An important first step to resolving this conflict is owning this side of your work aspirations. There needs to be a point where we give ourselves permission to finish the work we enjoy, and step aside the guilt we can feel by staying late.

Work & Life; Ebb & Flow

It’s so useful to recognise to achieve harmony both at home and at work, we understand that it’s ebb and flow rather than perfect pitch. There are some sacrifices, there may be some modifications to your lifestyle, but it’s important to have the self-awareness to say, “I need this” when it comes to your job. And that’s ok. Comfort yourself knowing that balancing will look like 30/70, 60/40 but not always 50/50.

Communicate

To those of you who know my content, you’ll know that communication is central to family life success. This is as true as ever when discussing revising your business schedule and the impact it can have on your family. Long gone are the days when a last minute text to say you’ll be home late ‘cuts the mustard’.

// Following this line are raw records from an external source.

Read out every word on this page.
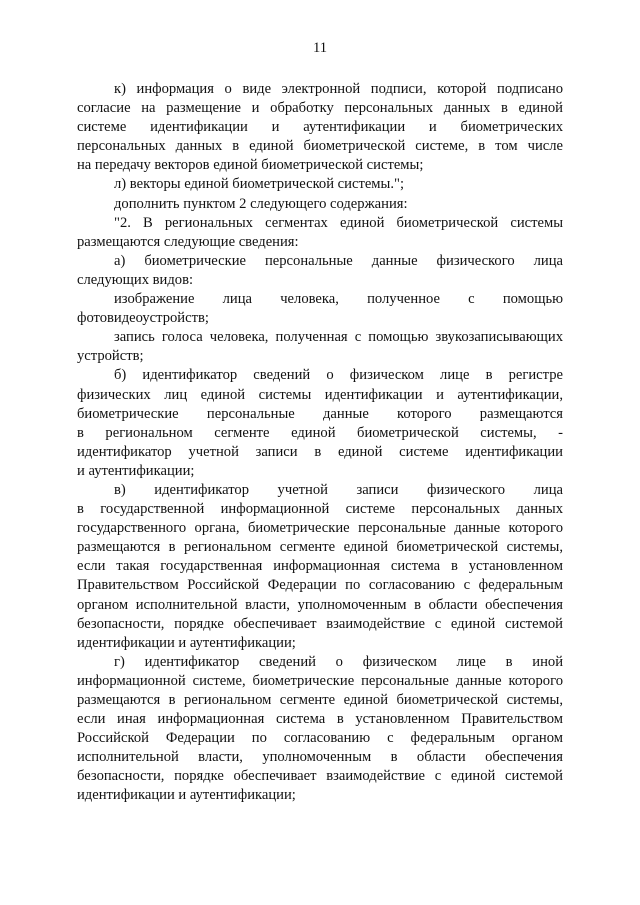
11
к) информация о виде электронной подписи, которой подписано
согласие на размещение и обработку персональных данных в единой
системе идентификации и аутентификации и биометрических
персональных данных в единой биометрической системе, в том числе
на передачу векторов единой биометрической системы;
л) векторы единой биометрической системы.";
дополнить пунктом 2 следующего содержания:
"2. В региональных сегментах единой биометрической системы
размещаются следующие сведения:
а) биометрические персональные данные физического лица
следующих видов:
изображение лица человека, полученное с помощью
фотовидеоустройств;
запись голоса человека, полученная с помощью звукозаписывающих
устройств;
б) идентификатор сведений о физическом лице в регистре
физических лиц единой системы идентификации и аутентификации,
биометрические персональные данные которого размещаются
в региональном сегменте единой биометрической системы, -
идентификатор учетной записи в единой системе идентификации
и аутентификации;
в) идентификатор учетной записи физического лица
в государственной информационной системе персональных данных
государственного органа, биометрические персональные данные которого
размещаются в региональном сегменте единой биометрической системы,
если такая государственная информационная система в установленном
Правительством Российской Федерации по согласованию с федеральным
органом исполнительной власти, уполномоченным в области обеспечения
безопасности, порядке обеспечивает взаимодействие с единой системой
идентификации и аутентификации;
г) идентификатор сведений о физическом лице в иной
информационной системе, биометрические персональные данные которого
размещаются в региональном сегменте единой биометрической системы,
если иная информационная система в установленном Правительством
Российской Федерации по согласованию с федеральным органом
исполнительной власти, уполномоченным в области обеспечения
безопасности, порядке обеспечивает взаимодействие с единой системой
идентификации и аутентификации;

Having acknowledged that you will want to work late, it will be time to talk through with your partner how best to accommodate that. What additional support might they need? What can you do to help put that in place? Find solutions together to make it work. I appreciate that it can be challenging to ask for something you want when you may feel like the last priority of the family but there is an upside, a positive to this.

Think of it this Way

Being a little bit of selfish will allow you to be more selfless. If the idea of leaving projects and tasks unfinished at the end of the day leaves you feeling frustrated and tense, what quality of parenting do you bring? What kind of support can you offer your family or your partner? There is a pay-off that needs to be realised.

Possibly you’ll check your devices less with the work done. You’ll be better able to help take of the children or be a supportive ear for your partner. This all contributes to a better, healthier family environment.

Happy Family

So really audit yourself on what you enjoy doing. If you love your work, but find yourself struggling to get out at a certain time, take a moment, acknowledge the fact that you prefer to stay late some days to finish some work.

Then communicate that with your partner. How to achieve that? Recognise that the reason behind all of this is to make sure that you can be a happier parent, a more present parent. And one that actually supports and nurtures a more positive, happier family life.